- Origin: Lakeland, Florida, U.S.
- Genres: CCM, pop rock
- Years active: 2007-2010
- Labels: VSR Music Group

= Chris and Conrad =

Chris and Conrad were an American contemporary Christian music duo from Lakeland, Florida, consisting of Chris Kuti and Conrad Johnson. In early 2009 the duo was named the "#2 Artist You Oughta Know" by CCM Magazine. "Lead Me to the Cross", a radio version of the worship song written by Brooke Fraser, was released in early 2009 as their first single. In August 2009, it reached #3 on Billboard magazine's top Christian Songs chart. "Lead Me to the Cross" was also their first #1 song on the Christian Radio Weekly Inspirational Chart on May 18, 2009, as well as the #1 song on the Billboard Soft AC/Inspirational Chart from July 20 to August 10, 2009.

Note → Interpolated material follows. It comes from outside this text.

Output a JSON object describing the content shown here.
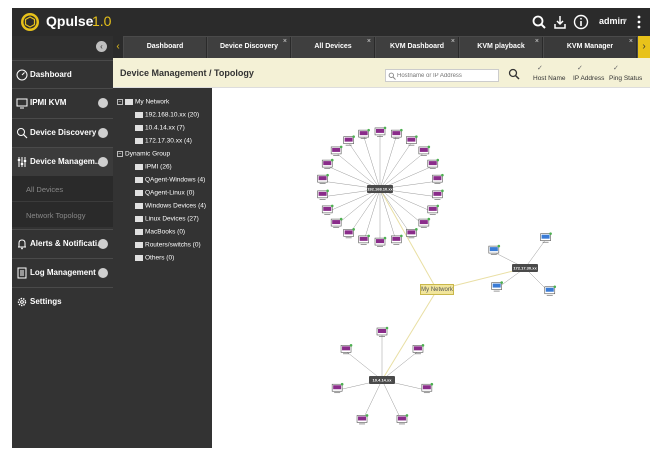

The duo's self-titled debut album, Chris and Conrad, was released May 5, 2009 and was co-produced by Kuti, Johnson, and David Garcia. It features a 30-minute documentary on the making of the project including video of the songwriting sessions for the album. The second single from the debut project, "You're the One" was released in late 2009 and was preceded by a short-form video directed by Jon Ward (tobyMac, Third Day, Newsboys) of Jonny Grand Films and Media.

==History==
Chris and Conrad came together as a rock duo in 2007 after being introduced to one another as solo artists and potential co-writers. At the time, they were both being managed by Jeff Adams of 2:20 Entertainment Group. Chris and Conrad soon joined and after writing a collection of songs together, Adams pitched them to a number of labels in Nashville. EMI-distributed VSR Music Group signed them to a multi-record contract and they immediately began recording the debut project. Kuti is the co-founder of the Tampa Bay area outreach "Late Nite" and contributed the single "We Want the World to Hear" on Big Daddy Weave's 2008 release What Life Would Be Like. The duo's connection with Big Daddy Weave also includes a collaboration with the band's lead vocalist Mike Weaver on "Who I Really Am" for Chris and Conrad's self-titled release.

The band is no longer touring together. Chris and Conrad split as of some time in November, 2010.

Chris Kuti and his wife, Mary, are currently the Global Worship Pastors at Lakepointe Church in Rockwall, Texas.